Neither the majority opinion in Devon nor the dissent addressed whether the majority’s literal construction of Paragraph 3(c) creates an absurd result. Cf. Markel Ins. Co. v. Muzyka, 293 S.W.3d 380, 387 (Tex. App.—Fort Worth 2009, no pet.) (“We will not construe contracts to produce an absurd result when a reasonable alternative construction exists.”). Perhaps that is because the “absurdity safety valve is reserved for truly exceptional cases, and mere oddity does not equal absurdity.” Combs v. Health Care Servs. Corp., 401 S.W.3d 623, 630 (Tex. 2013). Even so, the Texas Supreme Court has not hesitated to apply the absurdity safety valve where necessary to avoid giving statutes an unreasonable construction. See, e.g., Castleman v. Internet Money Ltd., 546 S.W.3d 684, 688 (Tex. 2018). The absurdity safety valve presumably should equally apply where necessary to avoid giving contracts — including oil and gas leases — an unreasonable construction.
The majority in Devon was well aware that its literal construction of Paragraph 3(c) required a strange result — even if perhaps not an absurd one. Although the Court in Devon acknowledged that it had literally construed the Devon leases to be “proceeds plus” leases entitling the lessors to receive even more than a fractional share of the lessee’s actual sales price at the point of sale, the Court went to great lengths to try to limit its specific holding to its facts, emphasizing that the parties’ lease was “bespoke,” that Paragraph 3(c) was “specially written,” and that the “inescapably broad” language in Paragraph 3(c) was “unusual,” “atypical,” and “quite clear in expressing the intent to deviate from the usual expectations regarding the allocation of postproduction costs.” Devon, 668 S.W.3d at 335, 338, 340, 345-46, 348-39.

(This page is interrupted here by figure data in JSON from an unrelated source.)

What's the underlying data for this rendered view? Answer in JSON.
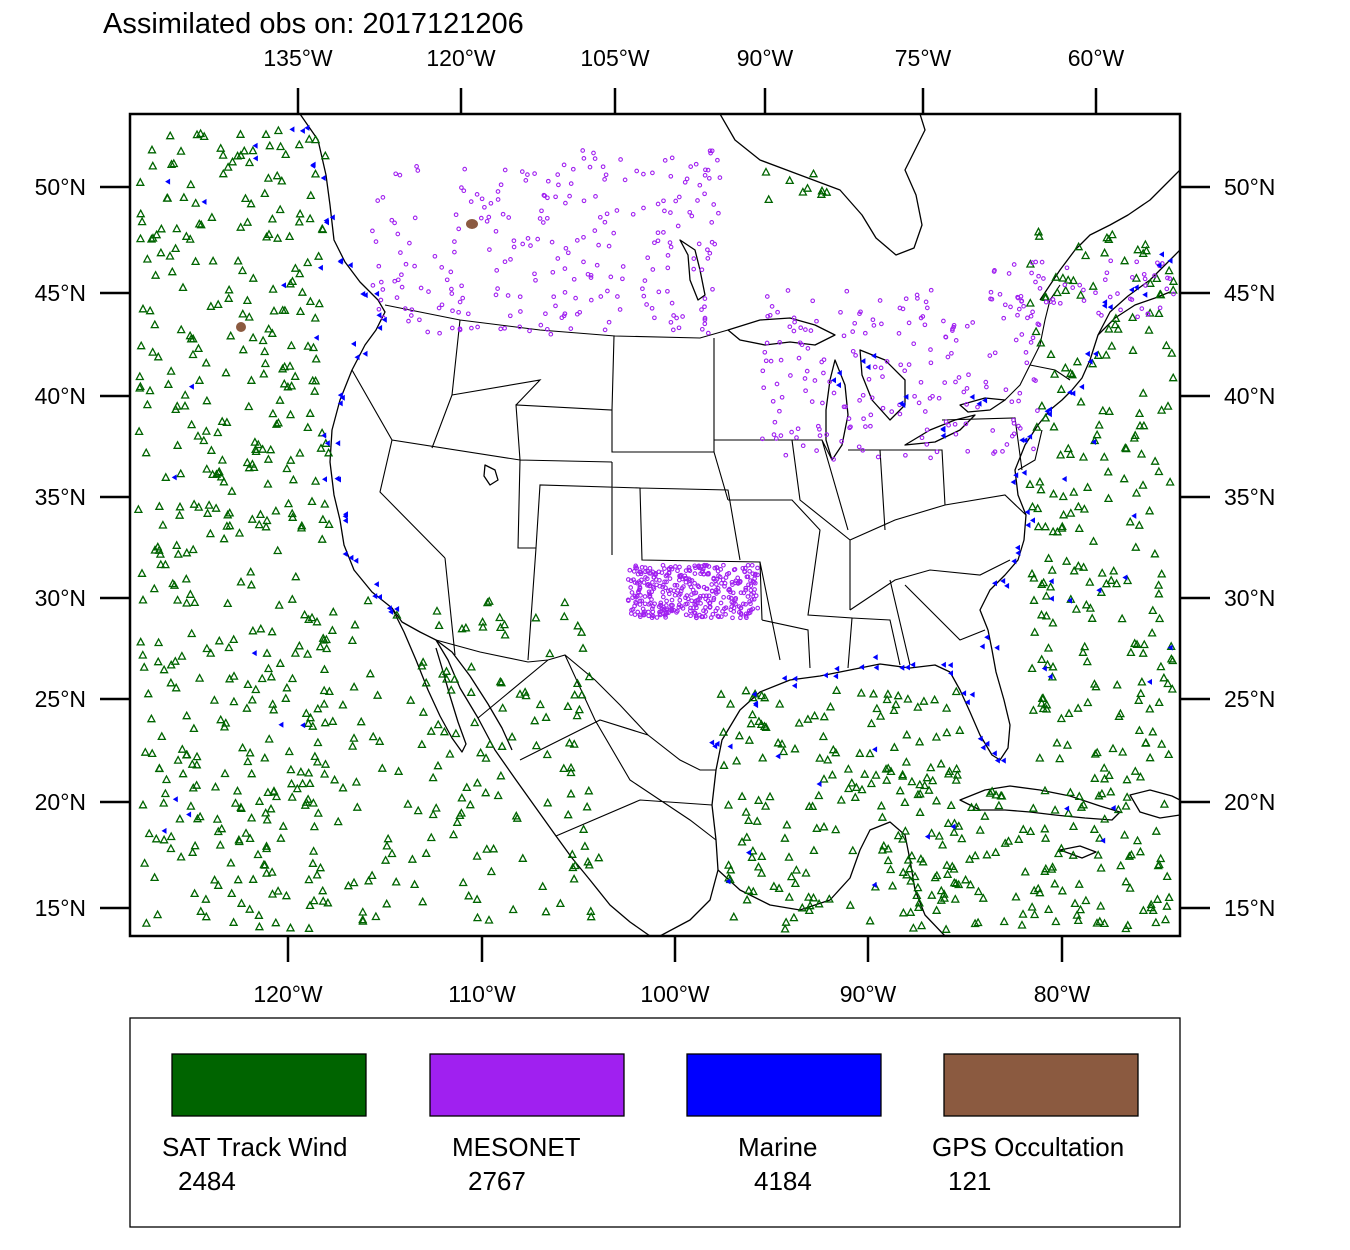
{
  "title": "Assimilated obs on: 2017121206",
  "axes": {
    "top_labels": [
      "135°W",
      "120°W",
      "105°W",
      "90°W",
      "75°W",
      "60°W"
    ],
    "bottom_labels": [
      "120°W",
      "110°W",
      "100°W",
      "90°W",
      "80°W"
    ],
    "left_labels": [
      "50°N",
      "45°N",
      "40°N",
      "35°N",
      "30°N",
      "25°N",
      "20°N",
      "15°N"
    ],
    "right_labels": [
      "50°N",
      "45°N",
      "40°N",
      "35°N",
      "30°N",
      "25°N",
      "20°N",
      "15°N"
    ]
  },
  "legend": [
    {
      "label": "SAT Track Wind",
      "count": "2484",
      "color": "#006400"
    },
    {
      "label": "MESONET",
      "count": "2767",
      "color": "#a020f0"
    },
    {
      "label": "Marine",
      "count": "4184",
      "color": "#0000ff"
    },
    {
      "label": "GPS Occultation",
      "count": "121",
      "color": "#8b5a40"
    }
  ],
  "colors": {
    "sat": "#006400",
    "mesonet": "#a020f0",
    "marine": "#0000ff",
    "gps": "#8b5a40"
  }
}
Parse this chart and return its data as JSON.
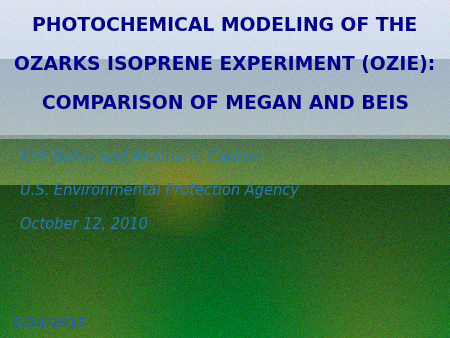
{
  "title_line1": "PHOTOCHEMICAL MODELING OF THE",
  "title_line2": "OZARKS ISOPRENE EXPERIMENT (OZIE):",
  "title_line3": "COMPARISON OF MEGAN AND BEIS",
  "title_color": "#00008B",
  "title_fontsize": 13.5,
  "author": "Kirk Baker and Annmarie Carlton",
  "agency": "U.S. Environmental Protection Agency",
  "date": "October 12, 2010",
  "subtitle_color": "#2B7BB5",
  "subtitle_fontsize": 10.5,
  "footer": "5/24/2015",
  "footer_color": "#2B5FA0",
  "footer_fontsize": 9.5
}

But while the specific holding in Devon may have produced a strange result, the reasoning the Court used to get to that result was nothing new. As the Court has repeatedly emphasized over the years, it will enforce “leases exactly as they are written, according to their plain language.” Id. at 347; see Heritage Res., 939 S.W.2d at 121. The Court will continue to “construe commonly used terms in a uniform and predictable way,” but the parties to an oil and gas lease are — at their own risk — “free to make their own bargains.” Devon, 668 S.W.3d at 336, 346; see Nettye Engler Energy, LP v. BlueStone Nat. Res. II, LLC, 639 S.W.3d 682, 696 (Tex. 2022) (“Although mineral transactions are subject to certain presumptions that state the ‘usual’ rules, we have repeatedly affirmed that parties are free to make their own bargains, and courts are obligated to enforce agreements as the parties intended.”).
Perhaps the lasting impact of Devon is simply that parties should be careful if they choose to deviate from the basic rules of royalty calculation. As I recently noted:
"The scope and specific language of the royalty clause in an oil and gas lease should be something that the parties consider on the front end during negotiations, not on the back end during litigation. The parties should take care to ensure that the royalty clause in their lease actually says what they intend it to mean."
Byron C. Keeling, Fundamentals of Oil and Gas Royalty Calculation, 54 St. Mary’s L.J. 705, 740 (2023).